Carrillo Mauricio, Que Ulices, González José A, López Carlos
Laboratorio de Inteligencia Artificial y Supercómputo, Instituto de Física y Matemáticas, Universidad Michoacana de San Nicolás de Hidalgo, Edificio C-3, Cd. Universitaria, 58040 Morelia, Michoacán, México.
Phys Rev E. 2017 Aug;96(2-1):023306. doi: 10.1103/PhysRevE.96.023306. Epub 2017 Aug 11.

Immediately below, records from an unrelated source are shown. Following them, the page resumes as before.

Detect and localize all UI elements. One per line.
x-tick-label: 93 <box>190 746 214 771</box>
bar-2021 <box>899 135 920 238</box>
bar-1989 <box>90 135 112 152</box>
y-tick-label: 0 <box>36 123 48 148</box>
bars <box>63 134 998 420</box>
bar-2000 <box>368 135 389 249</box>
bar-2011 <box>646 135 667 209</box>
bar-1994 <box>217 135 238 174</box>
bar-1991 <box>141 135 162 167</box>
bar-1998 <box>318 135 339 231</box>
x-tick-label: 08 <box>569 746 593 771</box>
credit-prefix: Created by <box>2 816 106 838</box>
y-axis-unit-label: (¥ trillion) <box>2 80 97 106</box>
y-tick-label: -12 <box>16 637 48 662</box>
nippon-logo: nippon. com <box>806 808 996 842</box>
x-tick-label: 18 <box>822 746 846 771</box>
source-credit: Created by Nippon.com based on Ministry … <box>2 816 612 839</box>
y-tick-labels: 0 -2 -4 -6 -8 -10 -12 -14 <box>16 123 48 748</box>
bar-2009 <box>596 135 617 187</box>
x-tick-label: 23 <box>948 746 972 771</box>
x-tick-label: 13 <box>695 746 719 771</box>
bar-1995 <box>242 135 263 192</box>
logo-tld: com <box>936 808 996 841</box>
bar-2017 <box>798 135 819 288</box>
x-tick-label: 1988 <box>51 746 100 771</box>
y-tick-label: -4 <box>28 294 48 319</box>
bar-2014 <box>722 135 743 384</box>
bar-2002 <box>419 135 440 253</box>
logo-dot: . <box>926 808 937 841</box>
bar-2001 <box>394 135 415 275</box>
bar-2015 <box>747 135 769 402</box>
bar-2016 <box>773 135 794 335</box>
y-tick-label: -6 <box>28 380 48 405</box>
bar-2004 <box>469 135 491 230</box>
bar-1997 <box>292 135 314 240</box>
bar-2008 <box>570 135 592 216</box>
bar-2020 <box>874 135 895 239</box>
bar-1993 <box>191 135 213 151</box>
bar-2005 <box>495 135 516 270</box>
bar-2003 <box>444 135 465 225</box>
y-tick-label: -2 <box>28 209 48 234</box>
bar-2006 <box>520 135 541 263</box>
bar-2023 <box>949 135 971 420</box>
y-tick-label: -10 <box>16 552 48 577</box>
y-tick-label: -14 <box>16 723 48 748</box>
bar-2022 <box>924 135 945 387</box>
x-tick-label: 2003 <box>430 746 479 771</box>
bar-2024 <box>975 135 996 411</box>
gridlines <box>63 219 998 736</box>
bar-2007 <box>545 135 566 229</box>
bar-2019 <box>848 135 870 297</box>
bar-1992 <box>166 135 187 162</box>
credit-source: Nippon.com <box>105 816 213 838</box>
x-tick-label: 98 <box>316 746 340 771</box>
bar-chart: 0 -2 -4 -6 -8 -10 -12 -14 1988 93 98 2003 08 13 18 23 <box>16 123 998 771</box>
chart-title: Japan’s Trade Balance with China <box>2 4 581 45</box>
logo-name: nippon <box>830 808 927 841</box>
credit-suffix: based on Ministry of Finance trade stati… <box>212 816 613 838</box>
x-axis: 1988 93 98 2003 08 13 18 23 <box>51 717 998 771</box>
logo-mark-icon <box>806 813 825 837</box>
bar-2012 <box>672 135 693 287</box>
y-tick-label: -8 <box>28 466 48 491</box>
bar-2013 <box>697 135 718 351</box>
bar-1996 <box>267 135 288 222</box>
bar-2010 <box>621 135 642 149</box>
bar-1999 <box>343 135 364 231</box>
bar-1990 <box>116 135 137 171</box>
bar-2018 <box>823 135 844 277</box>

In this work a series of artificial neural networks (ANNs) has been developed with the capacity to estimate the size and location of an obstacle obstructing the flow in a pipe. The ANNs learn the size and location of the obstacle by reading the profiles of the dynamic pressure q or the x component of the velocity v_{x} of the fluid at a certain distance from the obstacle. Data to train the ANN were generated using numerical simulations with a two-dimensional lattice Boltzmann code. We analyzed various cases varying both the diameter and the position of the obstacle on the y axis, obtaining good estimations using the R^{2} coefficient for the cases under study. Although the ANN showed problems with the classification of very small obstacles, the general results show a very good capacity for prediction.
在这项工作中,已开发出一系列人工神经网络(ANN),其能够估计阻碍管道内流体流动的障碍物的尺寸和位置。人工神经网络通过读取距障碍物一定距离处流体的动压q或速度vx的x分量的剖面来了解障碍物的尺寸和位置。使用二维格子玻尔兹曼代码进行数值模拟生成了用于训练人工神经网络的数据。我们分析了各种情况,改变了障碍物在y轴上的直径和位置,使用R²系数对所研究的情况获得了良好的估计。尽管人工神经网络在对非常小的障碍物进行分类时存在问题,但总体结果显示出非常好的预测能力。